When reverse DNS lookup is disabled, the Internet Mail Service will no longer resolve the host name in the "Received From" portion of the SMTP message header to the fully qualified domain name, but instead use the Internet Protocol (IP) address in the form nnn.nnn.nnn.nnn. If the address is already in Internet Protocol (IP) form, the address will remain as such.

Does the vulnerability affect Exchange 2000?
No.

Does the vulnerability affect the SMTP service that ships in Windows 2000?
No.

How does the patch eliminate the vulnerability?
The patch institutes proper buffer handling in the Exchange 5.5 IMC code.

Download locations for this patch

Additional information about this patch

Installation platforms:

This patch can be installed on systems running Microsoft Exchange 5.5 Service Pack 4.

Inclusion in future service packs:

None

Reboot needed: No

Patch can be uninstalled: Yes

Superseded patches: None.

Verifying patch installation:

  • To verify that the patch has been installed on the machine, confirm that the following registry key has been created on the machine:

    HKEY_LOCAL_MACHINE\SOFTWARE\Microsoft\Updates\Exchange Server 5.5\SP5\Q326322

  • To verify the individual files, use the date/time and version information provided in the following registry key:

    HKEY_LOCAL_MACHINE\SOFTWARE\Microsoft\Updates\Exchange Server 5.5\SP5\Q326322\Filelist

Caveats:

None

Localization:

Localized versions of this patch are available at the locations discussed in "Patch Availability".

Obtaining other security patches:

Patches for other security issues are available from the following locations:

  • Security patches are available from the Microsoft Download Center, and can be most easily found by doing a keyword search for "security_patch".
  • Patches for consumer platforms are available from the WindowsUpdate web site

Other information:

Acknowledgments

Microsoft thanks  Dan Ingevaldson of Internet Security Systems for reporting this issue to us and working with us to protect customers.

Support:

  • Microsoft Knowledge Base article Q326322 discusses this issue and will be available approximately 24 hours after the release of this bulletin.
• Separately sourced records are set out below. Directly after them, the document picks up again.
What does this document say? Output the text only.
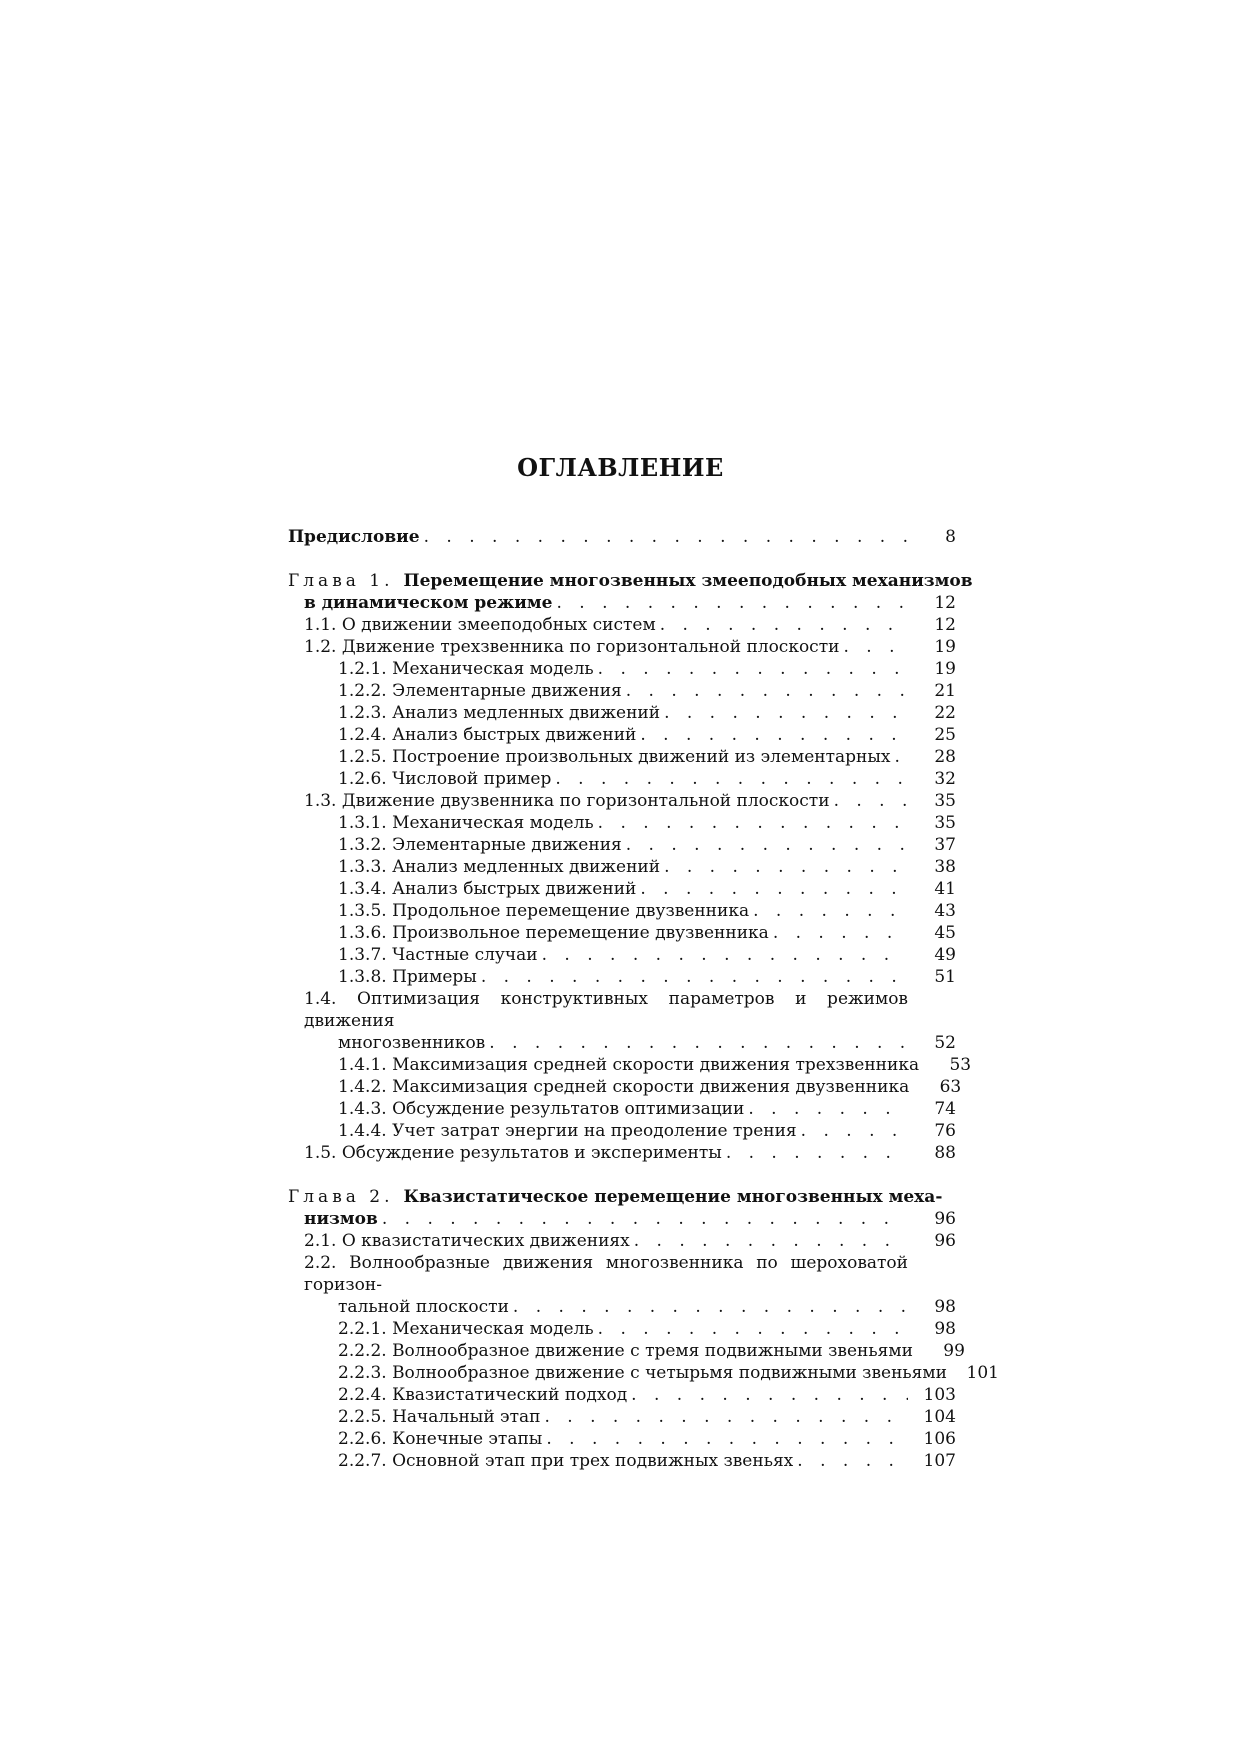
ОГЛАВЛЕНИЕ
Предисловие . . .	8
Глава 1. Перемещение многозвенных змееподобных механизмов
в динамическом режиме . . .	12
1.1. О движении змееподобных систем . . .	12
1.2. Движение трехзвенника по горизонтальной плоскости . . .	19
1.2.1. Механическая модель . . .	19
1.2.2. Элементарные движения . . .	21
1.2.3. Анализ медленных движений . . .	22
1.2.4. Анализ быстрых движений . . .	25
1.2.5. Построение произвольных движений из элементарных . . .	28
1.2.6. Числовой пример . . .	32
1.3. Движение двузвенника по горизонтальной плоскости . . .	35
1.3.1. Механическая модель . . .	35
1.3.2. Элементарные движения . . .	37
1.3.3. Анализ медленных движений . . .	38
1.3.4. Анализ быстрых движений . . .	41
1.3.5. Продольное перемещение двузвенника . . .	43
1.3.6. Произвольное перемещение двузвенника . . .	45
1.3.7. Частные случаи . . .	49
1.3.8. Примеры . . .	51
1.4. Оптимизация конструктивных параметров и режимов движения
многозвенников . . .	52
1.4.1. Максимизация средней скорости движения трехзвенника	53
1.4.2. Максимизация средней скорости движения двузвенника	63
1.4.3. Обсуждение результатов оптимизации . . .	74
1.4.4. Учет затрат энергии на преодоление трения . . .	76
1.5. Обсуждение результатов и эксперименты . . .	88
Глава 2. Квазистатическое перемещение многозвенных меха-
низмов . . .	96
2.1. О квазистатических движениях . . .	96
2.2. Волнообразные движения многозвенника по шероховатой горизон-
тальной плоскости . . .	98
2.2.1. Механическая модель . . .	98
2.2.2. Волнообразное движение с тремя подвижными звеньями	99
2.2.3. Волнообразное движение с четырьмя подвижными звеньями	101
2.2.4. Квазистатический подход . . .	103
2.2.5. Начальный этап . . .	104
2.2.6. Конечные этапы . . .	106
2.2.7. Основной этап при трех подвижных звеньях . . .	107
Knowledge Base articles can be found on the Microsoft Online Support web site.
  • Technical support is available from Microsoft Product Support Services. There is no charge for support calls associated with security patches.

Security Resources: The Microsoft TechNet Security Web Site provides additional information about security in Microsoft products.

Disclaimer:

The information provided in the Microsoft Knowledge Base is provided "as is" without warranty of any kind. Microsoft disclaims all warranties, either express or implied, including the warranties of merchantability and fitness for a particular purpose. In no event shall Microsoft Corporation or its suppliers be liable for any damages whatsoever including direct, indirect, incidental, consequential, loss of business profits or special damages, even if Microsoft Corporation or its suppliers have been advised of the possibility of such damages. Some states do not allow the exclusion or limitation of liability for consequential or incidental damages so the foregoing limitation may not apply.

Revisions:

  • V1.0 (July 24, 2002): Bulletin Created.
  • V1.1 (July 25, 2002): Changed to indicate that patch can be uninstalled.